US 12,299,899 B2
Systems and methods for real-time state estimation of fast-moving objects
Ziyun Wang, Mountain View, CA (US); Fernando Cladera Ojeda, Philadelphia, PA (US); Anthony Robert Bisulco, New York, NY (US); Dae Won Lee, Princeton, NJ (US); Camillo J. Taylor, Mountain View, CA (US); Konstantinos Daniilidis, Wynnewood, PA (US); Ani Hsieh, Marlton, NJ (US); and Ibrahim Volkan Isler, Saint Paul, MN (US)
Assigned to SAMSUNG ELECTRONICS CO., LTD., Suwon-si (KR); and The Trustees of the University of Pennsylvania, Philadelphia, PA (US)
Filed by SAMSUNG ELECTRONICS CO., LTD., Suwon-si (KR); and The Trustees of the University of Pennsylvania, Philadelphia, PA (US)
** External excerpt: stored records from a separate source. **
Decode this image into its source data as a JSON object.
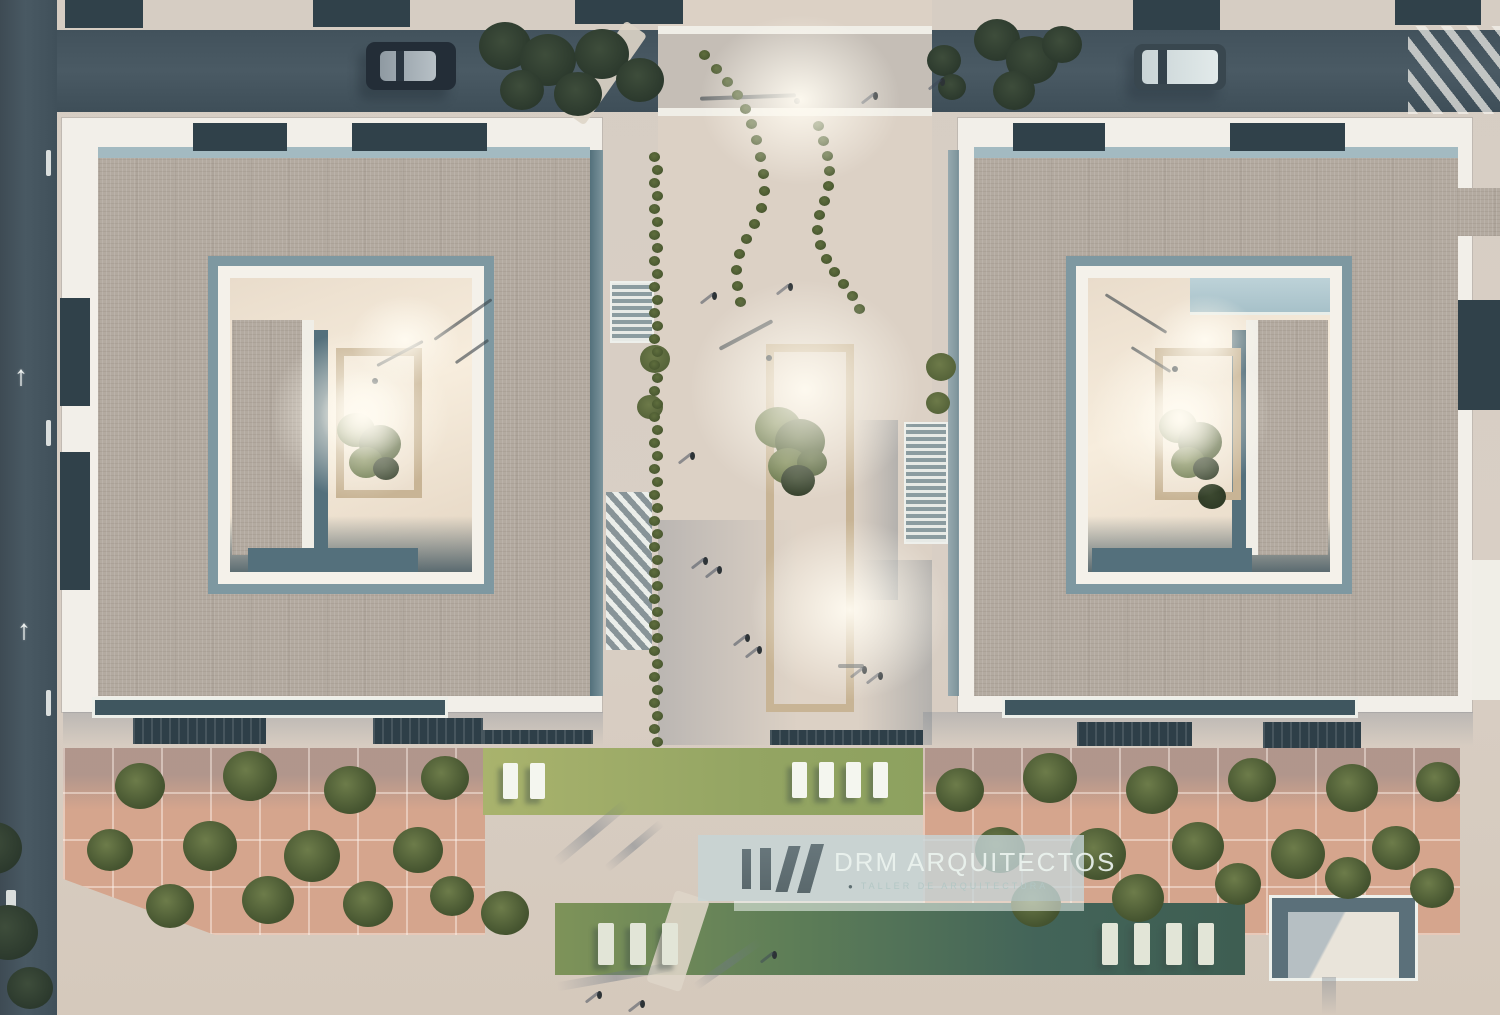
{
  "meta": {
    "title": "Aerial site render — two courtyard buildings with central plaza"
  },
  "watermark": {
    "brand": "DRM ARQUITECTOS",
    "tagline": "TALLER DE ARQUITECTURA",
    "bullet": "●"
  },
  "palette": {
    "road": "#44525b",
    "roof": "#b3aaa0",
    "white_trim": "#f2efe9",
    "teal_shadow": "#54707c",
    "terracotta": "#d5a58d",
    "lawn": "#94a563",
    "lawn_shaded": "#3e5e52",
    "courtyard_glow": "#f7eddd",
    "watermark_panel": "#c5d5d7"
  },
  "road_markings": {
    "arrow_glyph": "↑",
    "arrows": [
      [
        14,
        362
      ],
      [
        17,
        616
      ]
    ]
  },
  "scene": {
    "blocks": [
      [
        658,
        34,
        274,
        74,
        "road-tint"
      ],
      [
        658,
        26,
        274,
        8,
        "white-band"
      ],
      [
        658,
        108,
        274,
        8,
        "white-band"
      ],
      [
        63,
        712,
        540,
        34,
        "shade-top"
      ],
      [
        923,
        712,
        550,
        34,
        "shade-top"
      ],
      [
        658,
        520,
        140,
        225,
        "shade-left"
      ],
      [
        858,
        560,
        74,
        185,
        "shade-right"
      ],
      [
        854,
        420,
        44,
        180,
        "shade-right"
      ],
      [
        65,
        0,
        78,
        28,
        "balcony-inset"
      ],
      [
        313,
        0,
        97,
        27,
        "balcony-inset"
      ],
      [
        575,
        0,
        108,
        24,
        "balcony-inset"
      ],
      [
        1133,
        0,
        87,
        30,
        "balcony-inset"
      ],
      [
        1395,
        0,
        86,
        25,
        "balcony-inset"
      ],
      [
        193,
        123,
        94,
        28,
        "balcony-inset"
      ],
      [
        352,
        123,
        135,
        28,
        "balcony-inset"
      ],
      [
        1013,
        123,
        92,
        28,
        "balcony-inset"
      ],
      [
        1230,
        123,
        115,
        28,
        "balcony-inset"
      ],
      [
        60,
        298,
        30,
        108,
        "balcony-inset"
      ],
      [
        60,
        452,
        30,
        138,
        "balcony-inset"
      ],
      [
        1458,
        300,
        42,
        110,
        "balcony-inset"
      ],
      [
        95,
        700,
        350,
        15,
        "balcony-bar"
      ],
      [
        1005,
        700,
        350,
        15,
        "balcony-bar"
      ],
      [
        133,
        718,
        133,
        26,
        "balcony-bar-dark"
      ],
      [
        373,
        718,
        110,
        26,
        "balcony-bar-dark"
      ],
      [
        1077,
        722,
        115,
        24,
        "balcony-bar-dark"
      ],
      [
        1263,
        722,
        98,
        26,
        "balcony-bar-dark"
      ],
      [
        483,
        730,
        110,
        14,
        "balcony-bar-dark"
      ],
      [
        770,
        730,
        153,
        15,
        "balcony-bar-dark"
      ],
      [
        590,
        150,
        13,
        546,
        "facade-shadow"
      ],
      [
        948,
        150,
        11,
        546,
        "facade-shadow-light"
      ],
      [
        612,
        283,
        40,
        58,
        "stairs"
      ],
      [
        906,
        424,
        40,
        118,
        "stairs"
      ],
      [
        606,
        492,
        46,
        158,
        "ramp"
      ],
      [
        1190,
        278,
        140,
        34,
        "glass-canopy"
      ],
      [
        232,
        320,
        70,
        235,
        "roof-patch"
      ],
      [
        302,
        320,
        12,
        235,
        "white-band"
      ],
      [
        314,
        330,
        14,
        225,
        "shadow-band"
      ],
      [
        248,
        548,
        170,
        24,
        "shadow-band"
      ],
      [
        1258,
        320,
        70,
        235,
        "roof-patch"
      ],
      [
        1246,
        320,
        12,
        235,
        "white-band"
      ],
      [
        1232,
        330,
        14,
        225,
        "shadow-band"
      ],
      [
        1092,
        548,
        160,
        24,
        "shadow-band"
      ],
      [
        1456,
        188,
        44,
        48,
        "roof-patch"
      ],
      [
        1472,
        560,
        28,
        140,
        "white-band"
      ],
      [
        766,
        344,
        88,
        368,
        "planter"
      ],
      [
        336,
        348,
        86,
        150,
        "planter"
      ],
      [
        1155,
        348,
        86,
        152,
        "planter"
      ],
      [
        700,
        95,
        96,
        4,
        "pole-shadow",
        -2
      ],
      [
        716,
        333,
        60,
        4,
        "pole-shadow",
        -28
      ],
      [
        374,
        352,
        52,
        3,
        "pole-shadow",
        -28
      ],
      [
        428,
        318,
        70,
        3,
        "pole-shadow",
        -35
      ],
      [
        452,
        350,
        40,
        3,
        "pole-shadow",
        -35
      ],
      [
        1100,
        312,
        72,
        3,
        "pole-shadow",
        32
      ],
      [
        1128,
        358,
        46,
        3,
        "pole-shadow",
        32
      ],
      [
        838,
        664,
        26,
        4,
        "pole-shadow"
      ],
      [
        6,
        890,
        10,
        28,
        "road-marking"
      ],
      [
        46,
        150,
        5,
        26,
        "road-marking"
      ],
      [
        46,
        420,
        5,
        26,
        "road-marking"
      ],
      [
        46,
        690,
        5,
        26,
        "road-marking"
      ],
      [
        1408,
        26,
        92,
        88,
        "crosswalk"
      ],
      [
        592,
        18,
        26,
        110,
        "footpath",
        35
      ],
      [
        660,
        893,
        36,
        96,
        "footpath",
        18
      ],
      [
        545,
        828,
        92,
        10,
        "shadow-streak",
        -40
      ],
      [
        598,
        842,
        72,
        8,
        "shadow-streak",
        -40
      ],
      [
        556,
        972,
        120,
        9,
        "shadow-streak",
        -10
      ],
      [
        688,
        960,
        80,
        8,
        "shadow-streak",
        -35
      ],
      [
        1322,
        977,
        14,
        38,
        "streak-v"
      ]
    ],
    "trees": [
      [
        140,
        788,
        50,
        "terra-t"
      ],
      [
        250,
        778,
        54,
        "terra-t"
      ],
      [
        350,
        792,
        52,
        "terra-t"
      ],
      [
        445,
        780,
        48,
        "terra-t"
      ],
      [
        110,
        852,
        46,
        "terra-t"
      ],
      [
        210,
        848,
        54,
        "terra-t"
      ],
      [
        312,
        858,
        56,
        "terra-t"
      ],
      [
        418,
        852,
        50,
        "terra-t"
      ],
      [
        170,
        908,
        48,
        "terra-t"
      ],
      [
        268,
        902,
        52,
        "terra-t"
      ],
      [
        368,
        906,
        50,
        "terra-t"
      ],
      [
        452,
        898,
        44,
        "terra-t"
      ],
      [
        505,
        915,
        48,
        "terra-t"
      ],
      [
        960,
        792,
        48,
        "terra-t"
      ],
      [
        1050,
        780,
        54,
        "terra-t"
      ],
      [
        1152,
        792,
        52,
        "terra-t"
      ],
      [
        1252,
        782,
        48,
        "terra-t"
      ],
      [
        1352,
        790,
        52,
        "terra-t"
      ],
      [
        1438,
        784,
        44,
        "terra-t"
      ],
      [
        1000,
        852,
        50,
        "terra-t"
      ],
      [
        1098,
        856,
        56,
        "terra-t"
      ],
      [
        1198,
        848,
        52,
        "terra-t"
      ],
      [
        1298,
        856,
        54,
        "terra-t"
      ],
      [
        1396,
        850,
        48,
        "terra-t"
      ],
      [
        1036,
        906,
        50,
        "terra-t"
      ],
      [
        1138,
        900,
        52,
        "terra-t"
      ],
      [
        1238,
        886,
        46,
        "terra-t"
      ],
      [
        1348,
        880,
        46,
        "terra-t"
      ],
      [
        1432,
        890,
        44,
        "terra-t"
      ],
      [
        505,
        48,
        52,
        "dark-t"
      ],
      [
        548,
        62,
        56,
        "dark-t"
      ],
      [
        602,
        56,
        54,
        "dark-t"
      ],
      [
        640,
        82,
        48,
        "dark-t"
      ],
      [
        522,
        92,
        44,
        "dark-t"
      ],
      [
        578,
        96,
        48,
        "dark-t"
      ],
      [
        997,
        42,
        46,
        "dark-t"
      ],
      [
        1032,
        62,
        52,
        "dark-t"
      ],
      [
        1014,
        92,
        42,
        "dark-t"
      ],
      [
        1062,
        46,
        40,
        "dark-t"
      ],
      [
        944,
        62,
        34,
        "dark-t"
      ],
      [
        952,
        88,
        28,
        "dark-t"
      ],
      [
        -6,
        850,
        56,
        "dark-t"
      ],
      [
        8,
        935,
        60,
        "dark-t"
      ],
      [
        30,
        990,
        46,
        "dark-t"
      ],
      [
        941,
        368,
        30,
        "olive-t"
      ],
      [
        938,
        404,
        24,
        "olive-t"
      ],
      [
        655,
        360,
        30,
        "olive-t"
      ],
      [
        650,
        408,
        26,
        "olive-t"
      ]
    ],
    "chains": [
      [
        [
          704,
          55
        ],
        [
          716,
          69
        ],
        [
          727,
          82
        ],
        [
          737,
          95
        ],
        [
          745,
          109
        ],
        [
          751,
          124
        ],
        [
          756,
          140
        ],
        [
          760,
          157
        ],
        [
          763,
          174
        ],
        [
          764,
          191
        ],
        [
          761,
          208
        ],
        [
          754,
          224
        ],
        [
          746,
          239
        ],
        [
          739,
          254
        ],
        [
          736,
          270
        ],
        [
          737,
          286
        ],
        [
          740,
          302
        ]
      ],
      [
        [
          818,
          126
        ],
        [
          823,
          141
        ],
        [
          827,
          156
        ],
        [
          829,
          171
        ],
        [
          828,
          186
        ],
        [
          824,
          201
        ],
        [
          819,
          215
        ],
        [
          817,
          230
        ],
        [
          820,
          245
        ],
        [
          826,
          259
        ],
        [
          834,
          272
        ],
        [
          843,
          284
        ],
        [
          852,
          296
        ],
        [
          859,
          309
        ]
      ]
    ],
    "hedge_row": {
      "x": 654,
      "y0": 152,
      "y1": 745,
      "step": 13
    },
    "plants": [
      [
        778,
        430,
        46,
        0
      ],
      [
        800,
        444,
        50,
        1
      ],
      [
        788,
        468,
        40,
        0
      ],
      [
        812,
        464,
        30,
        1
      ],
      [
        798,
        482,
        34,
        2
      ],
      [
        356,
        432,
        38,
        0
      ],
      [
        380,
        446,
        42,
        1
      ],
      [
        366,
        464,
        34,
        0
      ],
      [
        386,
        470,
        26,
        2
      ],
      [
        1178,
        428,
        38,
        0
      ],
      [
        1200,
        444,
        44,
        1
      ],
      [
        1188,
        464,
        34,
        0
      ],
      [
        1206,
        470,
        26,
        2
      ],
      [
        1212,
        498,
        28,
        2
      ]
    ],
    "people": [
      [
        873,
        92
      ],
      [
        940,
        78
      ],
      [
        788,
        283
      ],
      [
        712,
        292
      ],
      [
        690,
        452
      ],
      [
        703,
        557
      ],
      [
        717,
        566
      ],
      [
        745,
        634
      ],
      [
        757,
        646
      ],
      [
        878,
        672
      ],
      [
        862,
        666
      ],
      [
        597,
        991
      ],
      [
        640,
        1000
      ],
      [
        772,
        951
      ],
      [
        1207,
        952
      ]
    ],
    "dots": [
      [
        794,
        98
      ],
      [
        766,
        355
      ],
      [
        372,
        378
      ],
      [
        1172,
        366
      ]
    ],
    "loungers": {
      "upper": [
        [
          503,
          763
        ],
        [
          530,
          763
        ],
        [
          792,
          762
        ],
        [
          819,
          762
        ],
        [
          846,
          762
        ],
        [
          873,
          762
        ]
      ],
      "lower": [
        [
          598,
          923
        ],
        [
          630,
          923
        ],
        [
          662,
          923
        ],
        [
          1102,
          923
        ],
        [
          1134,
          923
        ],
        [
          1166,
          923
        ],
        [
          1198,
          923
        ]
      ]
    },
    "glows": [
      [
        700,
        15,
        200,
        170
      ],
      [
        690,
        280,
        230,
        220
      ],
      [
        750,
        520,
        200,
        180
      ],
      [
        270,
        330,
        180,
        170
      ],
      [
        320,
        370,
        90,
        90
      ],
      [
        350,
        295,
        110,
        90
      ],
      [
        1090,
        330,
        180,
        170
      ],
      [
        1135,
        375,
        90,
        90
      ],
      [
        1150,
        295,
        110,
        90
      ]
    ]
  }
}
Filed on Nov. 1, 2022, as Appl. No. 17/978,873.
Claims priority of provisional application 63/274,739, filed on Nov. 2, 2021.
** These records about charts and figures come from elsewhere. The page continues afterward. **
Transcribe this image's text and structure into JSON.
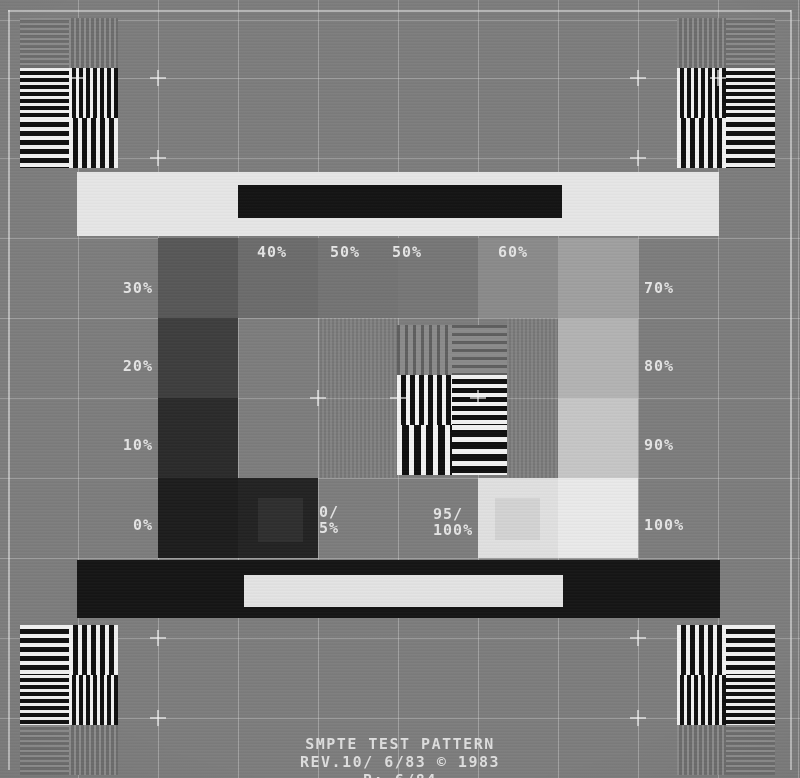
{
  "pattern": {
    "name": "SMPTE monochrome test pattern",
    "colors": {
      "background": "#7d7d7d",
      "grid_line": "rgba(232,232,232,0.34)",
      "frame_line": "rgba(238,238,238,0.52)",
      "label_text": "#e4e4e4",
      "footer_text": "#dedede",
      "grating_light": "#f1f1f1",
      "grating_dark": "#101010"
    },
    "icons": {
      "crosshair": "plus-crosshair-icon",
      "corner_blocks": "resolution-grating-block",
      "center_block": "resolution-grating-block"
    },
    "bars": {
      "top": {
        "bar_color": "#e6e6e6",
        "inner_color": "#141414"
      },
      "bottom": {
        "bar_color": "#151515",
        "inner_color": "#e3e3e3"
      }
    },
    "grayscale_patches": [
      {
        "name": "patch-30",
        "col": 0,
        "row": 0,
        "value": "30%",
        "shade": "#585858"
      },
      {
        "name": "patch-40",
        "col": 1,
        "row": 0,
        "value": "40%",
        "shade": "#6c6c6c"
      },
      {
        "name": "patch-50a",
        "col": 2,
        "row": 0,
        "value": "50%",
        "shade": "#747474"
      },
      {
        "name": "patch-50b",
        "col": 3,
        "row": 0,
        "value": "50%",
        "shade": "#777777"
      },
      {
        "name": "patch-60",
        "col": 4,
        "row": 0,
        "value": "60%",
        "shade": "#8b8b8b"
      },
      {
        "name": "patch-70",
        "col": 5,
        "row": 0,
        "value": "70%",
        "shade": "#a0a0a0"
      },
      {
        "name": "patch-20",
        "col": 0,
        "row": 1,
        "value": "20%",
        "shade": "#3e3e3e"
      },
      {
        "name": "patch-80",
        "col": 5,
        "row": 1,
        "value": "80%",
        "shade": "#b3b3b3"
      },
      {
        "name": "patch-10",
        "col": 0,
        "row": 2,
        "value": "10%",
        "shade": "#2b2b2b"
      },
      {
        "name": "patch-90",
        "col": 5,
        "row": 2,
        "value": "90%",
        "shade": "#c6c6c6"
      },
      {
        "name": "patch-0",
        "col": 0,
        "row": 3,
        "value": "0%",
        "shade": "#1d1d1d"
      },
      {
        "name": "patch-0-5",
        "col": 1,
        "row": 3,
        "value": "0/5%",
        "shade": "#232323",
        "inner": {
          "shade": "#2f2f2f",
          "dx": 20,
          "dy": 20,
          "w": 45,
          "h": 44
        }
      },
      {
        "name": "patch-95-100",
        "col": 4,
        "row": 3,
        "value": "95/100%",
        "shade": "#e0e0e0",
        "inner": {
          "shade": "#d3d3d3",
          "dx": 17,
          "dy": 20,
          "w": 45,
          "h": 42
        }
      },
      {
        "name": "patch-100",
        "col": 5,
        "row": 3,
        "value": "100%",
        "shade": "#eaeaea"
      }
    ],
    "labels": [
      {
        "name": "label-30",
        "text": "30%",
        "x": 103,
        "y": 280,
        "w": 50,
        "align": "right"
      },
      {
        "name": "label-20",
        "text": "20%",
        "x": 103,
        "y": 358,
        "w": 50,
        "align": "right"
      },
      {
        "name": "label-10",
        "text": "10%",
        "x": 103,
        "y": 437,
        "w": 50,
        "align": "right"
      },
      {
        "name": "label-0",
        "text": "0%",
        "x": 103,
        "y": 517,
        "w": 50,
        "align": "right"
      },
      {
        "name": "label-70",
        "text": "70%",
        "x": 644,
        "y": 280
      },
      {
        "name": "label-80",
        "text": "80%",
        "x": 644,
        "y": 358
      },
      {
        "name": "label-90",
        "text": "90%",
        "x": 644,
        "y": 437
      },
      {
        "name": "label-100",
        "text": "100%",
        "x": 644,
        "y": 517
      },
      {
        "name": "label-40",
        "text": "40%",
        "x": 257,
        "y": 244
      },
      {
        "name": "label-50a",
        "text": "50%",
        "x": 330,
        "y": 244
      },
      {
        "name": "label-50b",
        "text": "50%",
        "x": 392,
        "y": 244
      },
      {
        "name": "label-60",
        "text": "60%",
        "x": 498,
        "y": 244
      },
      {
        "name": "label-0-5",
        "lines": [
          "0/",
          "5%"
        ],
        "x": 319,
        "y": 504
      },
      {
        "name": "label-95-100",
        "lines": [
          "95/",
          "100%"
        ],
        "x": 433,
        "y": 506
      }
    ],
    "footer": {
      "lines": [
        "SMPTE TEST PATTERN",
        "REV.10/ 6/83 © 1983",
        "R: 6/84"
      ]
    }
  }
}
Prior Publication US 2023/0136306 A1, May 4, 2023
Int. Cl. G06T 7/20 (2017.01); A63B 65/12 (2006.01); G06V 10/82 (2022.01); G06V 20/40 (2022.01)
CPC G06T 7/20 (2013.01) [A63B 65/12 (2013.01); G06V 10/82 (2022.01); G06V 20/44 (2022.01); G06T 2207/30241 (2013.01)] 20 Claims
OG exemplary drawing
 
1. A method for predicting a location of a fast-moving object, the method comprising:
receiving event information from an event camera, the event information corresponding to an event detected by the event camera;
generating a Binary Event History Image (BEHI) based on the event information;
providing the BEHI as an input to an event-based neural network;
in response to inputting the BEHI, obtaining, as an output of the event-based neural network, a first predicted location of the fast-moving object, a normal distribution indicating prediction uncertainty of the predicted location, and a predicted time-to-collision (TTC);
estimating a second predicted location of the fast-moving object based on the first predicted location, the normal distribution, and the predicted TTC output by the event-based neural network; and
actuating a mechanical catching device to be at the second predicted location.